Background: Resin-based dental restorations may intra-orally release their components and bisphenol A. Gestational bisphenol A exposure has been associated with poorer executive functioning in children.
Objectives: To examine whether exposure to resin-based composite restorations is associated with neuropsychological development in children.
Methods: Secondary analysis of treatment level data from the New England Children's Amalgam Trial, a 2-group randomized safety trial conducted from 1997 to 2006. Children (N=534) aged 6-10 y with ≥2 posterior tooth caries were randomized to treatment with amalgam or resin-based composites (bisphenol-A-diglycidyl-dimethacrylate-composite for permanent teeth; urethane dimethacrylate-based polyacid-modified compomer for primary teeth). Neuropsychological function at 4- and 5-year follow-up (N=444) was measured by a battery of tests of executive function, intelligence, memory, visual-spatial skills, verbal fluency, and problem-solving. Multivariable generalized linear regression models were used to examine the association between composite exposure levels and changes in neuropsychological test scores from baseline to follow-up. For comparison, data on children randomized to amalgam treatment were similarly analyzed.
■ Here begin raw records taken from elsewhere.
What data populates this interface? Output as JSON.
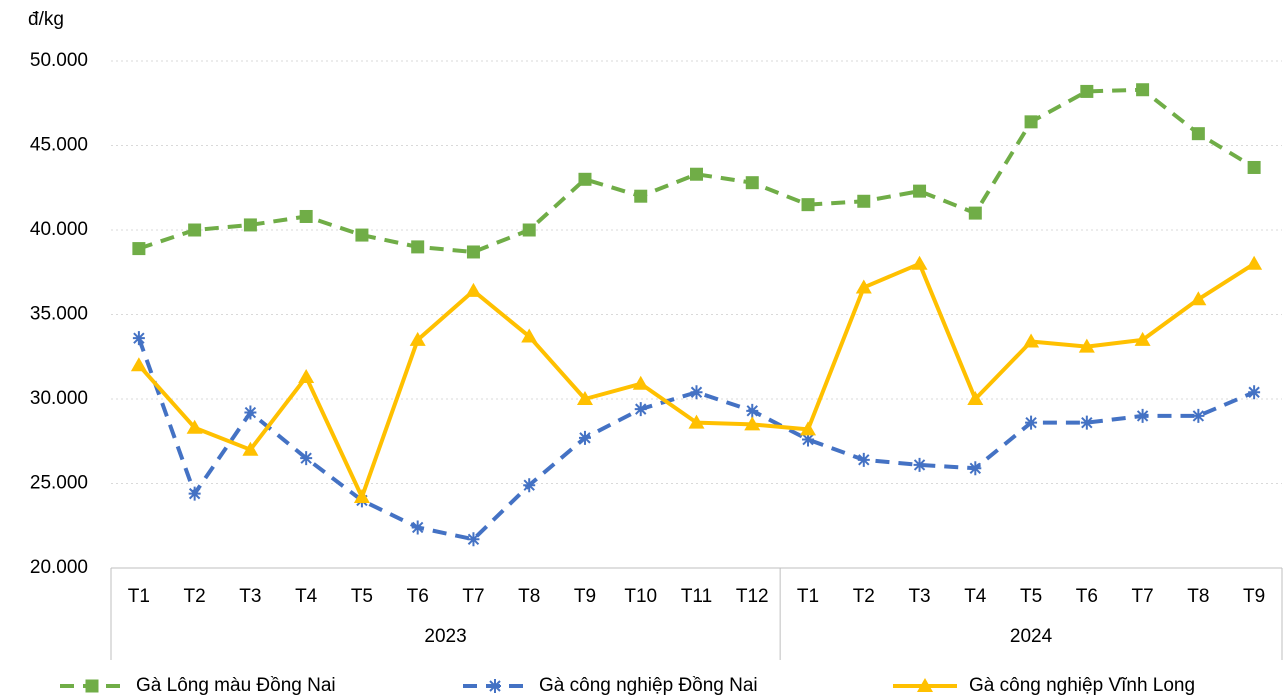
{
  "chart_data": {
    "type": "line",
    "y_label": "đ/kg",
    "groups": [
      {
        "name": "2023",
        "categories": [
          "T1",
          "T2",
          "T3",
          "T4",
          "T5",
          "T6",
          "T7",
          "T8",
          "T9",
          "T10",
          "T11",
          "T12"
        ]
      },
      {
        "name": "2024",
        "categories": [
          "T1",
          "T2",
          "T3",
          "T4",
          "T5",
          "T6",
          "T7",
          "T8",
          "T9"
        ]
      }
    ],
    "series": [
      {
        "name": "Gà Lông màu Đồng Nai",
        "color": "#70ad47",
        "marker": "square",
        "dashed": true,
        "values": [
          38900,
          40000,
          40300,
          40800,
          39700,
          39000,
          38700,
          40000,
          43000,
          42000,
          43300,
          42800,
          41500,
          41700,
          42300,
          41000,
          46400,
          48200,
          48300,
          45700,
          43700
        ]
      },
      {
        "name": "Gà công nghiệp Đồng Nai",
        "color": "#4472c4",
        "marker": "asterisk",
        "dashed": true,
        "values": [
          33600,
          24400,
          29200,
          26500,
          24000,
          22400,
          21700,
          24900,
          27700,
          29400,
          30400,
          29300,
          27600,
          26400,
          26100,
          25900,
          28600,
          28600,
          29000,
          29000,
          30400
        ]
      },
      {
        "name": "Gà công nghiệp Vĩnh Long",
        "color": "#ffc000",
        "marker": "triangle",
        "dashed": false,
        "values": [
          32000,
          28300,
          27000,
          31300,
          24200,
          33500,
          36400,
          33700,
          30000,
          30900,
          28600,
          28500,
          28200,
          36600,
          38000,
          30000,
          33400,
          33100,
          33500,
          35900,
          38000
        ]
      }
    ],
    "ylim": [
      20000,
      50000
    ],
    "yticks": [
      {
        "value": 20000,
        "label": "20.000"
      },
      {
        "value": 25000,
        "label": "25.000"
      },
      {
        "value": 30000,
        "label": "30.000"
      },
      {
        "value": 35000,
        "label": "35.000"
      },
      {
        "value": 40000,
        "label": "40.000"
      },
      {
        "value": 45000,
        "label": "45.000"
      },
      {
        "value": 50000,
        "label": "50.000"
      }
    ],
    "grid": true,
    "legend": "bottom"
  }
}
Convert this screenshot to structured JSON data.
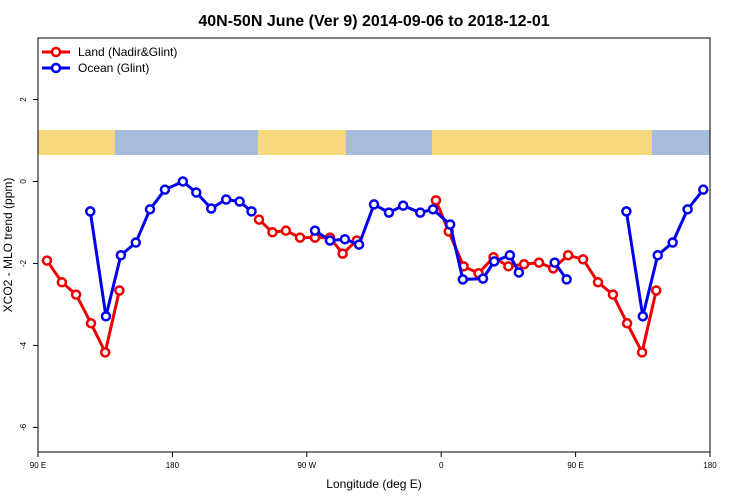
{
  "chart_data": {
    "type": "line",
    "title": "40N-50N June (Ver 9)   2014-09-06 to 2018-12-01",
    "xlabel": "Longitude (deg E)",
    "ylabel": "XCO2 - MLO trend (ppm)",
    "xlim": [
      90,
      540
    ],
    "xticks": [
      {
        "value": 90,
        "label": "90 E"
      },
      {
        "value": 180,
        "label": "180"
      },
      {
        "value": 270,
        "label": "90 W"
      },
      {
        "value": 360,
        "label": "0"
      },
      {
        "value": 450,
        "label": "90 E"
      },
      {
        "value": 540,
        "label": "180"
      }
    ],
    "ylim": [
      -6.6,
      3.5
    ],
    "yticks": [
      -6,
      -4,
      -2,
      0,
      2
    ],
    "legend": "top-left",
    "series": [
      {
        "name": "Land (Nadir&Glint)",
        "color": "#ee0000",
        "x": [
          96,
          106,
          115.5,
          125.5,
          135,
          144.5,
          null,
          238,
          247,
          256,
          265.5,
          275.5,
          285.5,
          294,
          303.5,
          null,
          356.5,
          365,
          375,
          385,
          395,
          405,
          415.5,
          425.5,
          435,
          445,
          455,
          465,
          475,
          484.5,
          494.5,
          504
        ],
        "values": [
          -1.93,
          -2.46,
          -2.76,
          -3.46,
          -4.17,
          -2.66,
          null,
          -0.93,
          -1.24,
          -1.2,
          -1.37,
          -1.37,
          -1.37,
          -1.76,
          -1.44,
          null,
          -0.46,
          -1.22,
          -2.07,
          -2.24,
          -1.85,
          -2.07,
          -2.02,
          -1.98,
          -2.12,
          -1.8,
          -1.9,
          -2.46,
          -2.76,
          -3.46,
          -4.17,
          -2.66
        ]
      },
      {
        "name": "Ocean (Glint)",
        "color": "#0000ee",
        "x": [
          125,
          135.5,
          145.5,
          155.5,
          165,
          175,
          187,
          196,
          206,
          216,
          225,
          233,
          null,
          275.5,
          285.5,
          295.5,
          305,
          315,
          325,
          334.5,
          346,
          354.5,
          366,
          374.5,
          388,
          395.5,
          406,
          412,
          null,
          436,
          444,
          null,
          484,
          495,
          505,
          515,
          525,
          535.5
        ],
        "values": [
          -0.73,
          -3.29,
          -1.8,
          -1.49,
          -0.68,
          -0.2,
          0,
          -0.27,
          -0.66,
          -0.44,
          -0.49,
          -0.73,
          null,
          -1.2,
          -1.44,
          -1.41,
          -1.54,
          -0.56,
          -0.76,
          -0.59,
          -0.76,
          -0.68,
          -1.05,
          -2.39,
          -2.37,
          -1.95,
          -1.8,
          -2.22,
          null,
          -1.98,
          -2.39,
          null,
          -0.73,
          -3.29,
          -1.8,
          -1.49,
          -0.68,
          -0.2
        ]
      }
    ]
  }
}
Results: With greater exposure to either dental composite material, results were generally consistent in the direction of slightly poorer changes in tests of intelligence, achievement or memory, but there were no statistically significant associations. For the four primary measures of executive function, scores were slightly worse with greater total composite exposure, but statistically significant only for the test of Letter Fluency (10-surface-years β=-0.8, SE=0.4, P=0.035), and the subtest of color naming (β=-1.5, SE=0.5, P=0.004) in the Stroop Color-Word Interference Test. Multivariate analysis of variance confirmed that the negative associations between composite level and executive function were not statistically significant (MANOVA, P=0.18). Results for greater amalgam exposure were mostly nonsignificant in the opposite direction of slightly improved scores over follow-up.
Conclusions: Dental composite restorations had statistically insignificant associations of small magnitude with impairments in neuropsychological test change scores over 4- or 5-years of follow-up in this trial.
Trial registration: ClinicalTrials.gov NCT00065988.